Après le IIIe siècle, toutefois, ce miracle grec, comme on l'appelle, s'est estompé:
suite à un affaissement démographique, l'économie a décliné, et les frontières de la
région se sont mises à fluctuer brutalement; en conséquence, le progrès culturel et
scientifique s'est interrompu.
L'empire romain a étendu peu à peu son emprise à toute la Méditerranée, imposant un
système d'unité totale. Parallèlement, son économie s'est mise à stagner, puis elle a
sombré dans une large mesure à cause de cette unité imposée. La culture et la science
ont, elles aussi, stagné puis décliné.

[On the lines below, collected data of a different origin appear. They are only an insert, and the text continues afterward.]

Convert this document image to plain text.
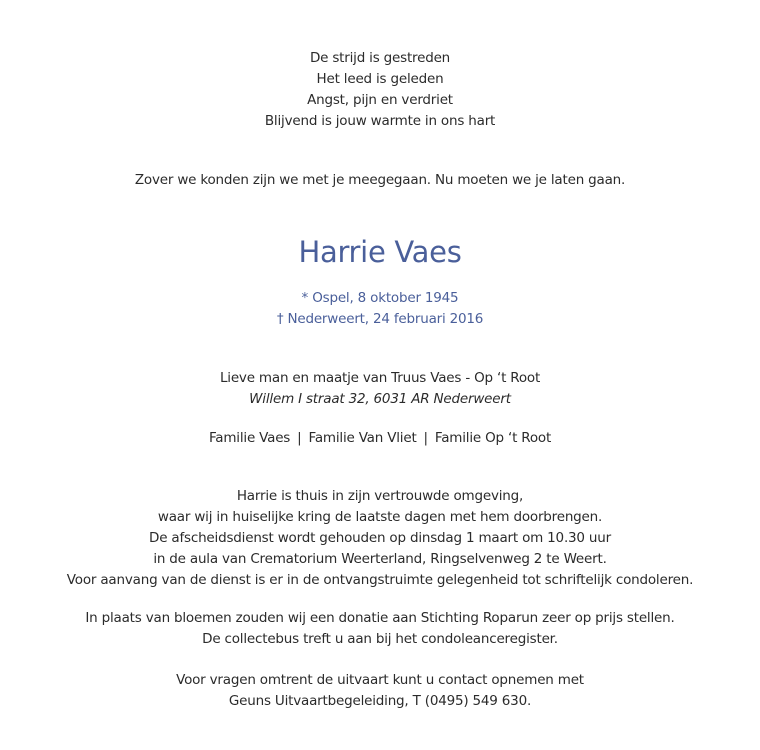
De strijd is gestreden
Het leed is geleden
Angst, pijn en verdriet
Blijvend is jouw warmte in ons hart
Zover we konden zijn we met je meegegaan. Nu moeten we je laten gaan.
Harrie Vaes
* Ospel, 8 oktober 1945
† Nederweert, 24 februari 2016
Lieve man en maatje van Truus Vaes - Op ‘t Root
Willem I straat 32, 6031 AR Nederweert
Familie Vaes | Familie Van Vliet | Familie Op ‘t Root
Harrie is thuis in zijn vertrouwde omgeving,
waar wij in huiselijke kring de laatste dagen met hem doorbrengen.
De afscheidsdienst wordt gehouden op dinsdag 1 maart om 10.30 uur
in de aula van Crematorium Weerterland, Ringselvenweg 2 te Weert.
Voor aanvang van de dienst is er in de ontvangstruimte gelegenheid tot schriftelijk condoleren.
In plaats van bloemen zouden wij een donatie aan Stichting Roparun zeer op prijs stellen.
De collectebus treft u aan bij het condoleanceregister.
Voor vragen omtrent de uitvaart kunt u contact opnemen met
Geuns Uitvaartbegeleiding, T (0495) 549 630.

Il n'est pas besoin de chercher ailleurs la clé
de la décadence romaine.
Du Ve au Xe siècle, période qui sépare la désintégration de l'empire romain de l'an
mille environ, les barbares ont envahi l'Europe, provoquant dans tout l'ouest du continent
une situation de division politique instable et de dépression économique, qui a
entraîné la grave régression culturelle d'une époque justement nommée Age des
Ténèbres.
A partir du XIe siècle, l'Europe occidentale se redresse, lorsqu'en son sein se
cristallisent plusieurs États concurrents et solides, lancés dans une expansion
commerciale et manufacturière tous azimuts. Ces royaumes européens ont beau être
constamment en guerre entre eux, leurs frontières restent essentiellement stables. Les
principaux d'entre eux vont même se maintenir pendant un millénaire. C'est alors que
l'on voit l'Europe occidentale triompher sur les plans culturel et scientifique, se
succéder la Renaissance, les Lumières, la Révolution industrielle, l'émergence de la
démocratie et l'explosion scientifique moderne.
Les civilisations extra-européennes, en revanche, n'ont pas bénéficié de manière
aussi durable d'une concomitance de l'essor économique et de la division politique
stable. Certes, elles ont connu des périodes de division relativement stable et d'aisance
commerciale, le Moyen-Orient du IXe au XIe siècle, l'Inde du IIIe au VIIe siècle, la
Chine du VIIIe au XIIIe siècle, pendant lesquelles les Arabes ont développé l'optique,
l'algèbre, la médecine, les Indiens ont inventé le zéro et les chiffres positionnels,
les Chinois ont mis au point des cosmologies supérieures, ainsi que la poudre,
l'imprimerie, la jonque de haute mer, etc. Mais ces périodes de concomitance favorable
n'ont pas duré aussi longtemps qu'en Europe. Elles ont été interrompues par des
situations d'empire universel, ou de chaos intérieur et de frontières sans cesse
fluctuantes, ou encore de détresse économique. Ce différentiel suffit en fait à
expliquer l'échec relatif des non-Européens et le succès exceptionnel des Occidentaux,
qui les a conduits sur toutes les terres et tous les océans du globe à partir du XVIe
siècle, puis, au XIXe siècle, à la domination du monde.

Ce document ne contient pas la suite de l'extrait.